O vereador afirmou também que dos três veículos existentes para transporte dos corpos, apenas um está em condições de uso. Os outros dois, um estaria sempre em manutenção, o outro sem possibilidade de circular. Sobre o carro que está sendo utilizado, o parlamentar declarou que existe um débito em multas acumulado em R$ 53 mil. “Carro de funerária não paga IPVA (Imposto sobre a Propriedade de Veículos Automotores), mas tem de ver quem é o responsável por isso. A prefeitura, o chefe de divisão, o chefe de serviço, o motorista”, pontuou. A administração municipal não respondeu aos questionamentos sobre as multas.

Salgado encerrou sua fala com uma acusação. “Falaram que sumiram, ou não foram entregues, 340 caixões. Duas carretas, ninguém sabe se chegou, se não foi entregue, mas pago foi. Me falaram que foi pago”, afirmou. O vereador declarou, ainda, que os funcionários temem ser demitidos por falar no assunto e solicitou que o secretário de Defesa Civil, Marcel Sofnner, realize uma auditoria para averiguar as denúncias.

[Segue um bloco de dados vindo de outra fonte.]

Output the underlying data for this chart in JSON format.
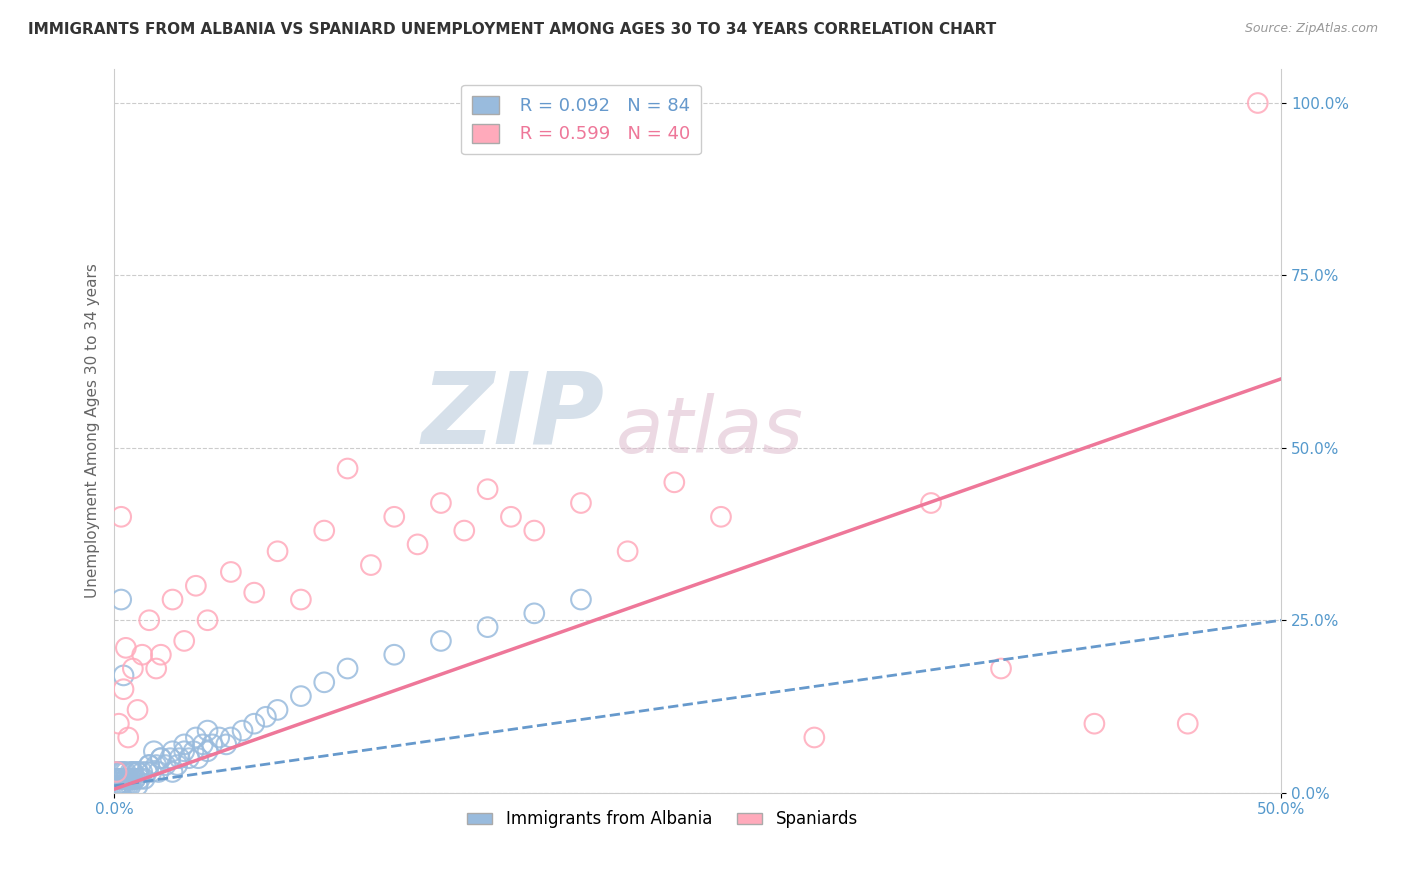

A Prefeitura de Diadema declarou, por meio de nota, que todo produto vendido pela funerária é adquirido de forma consignada. “A empresa coloca as urnas no setor e somente é ressarcida de acordo com o número de caixões que são vendidos aos munícipes; caso contrário, nenhuma despesa é gerada à prefeitura. O Serviço Funerário conta com controles de entrada e saída das urnas.” Ainda de acordo com a administração, a empresa não fornece caixões além do consumo relativo a uma semana. “A medida permite o controle adequado para que a empresa não seja prejudicada com grande estoque parado no galpão”, concluiu a nota.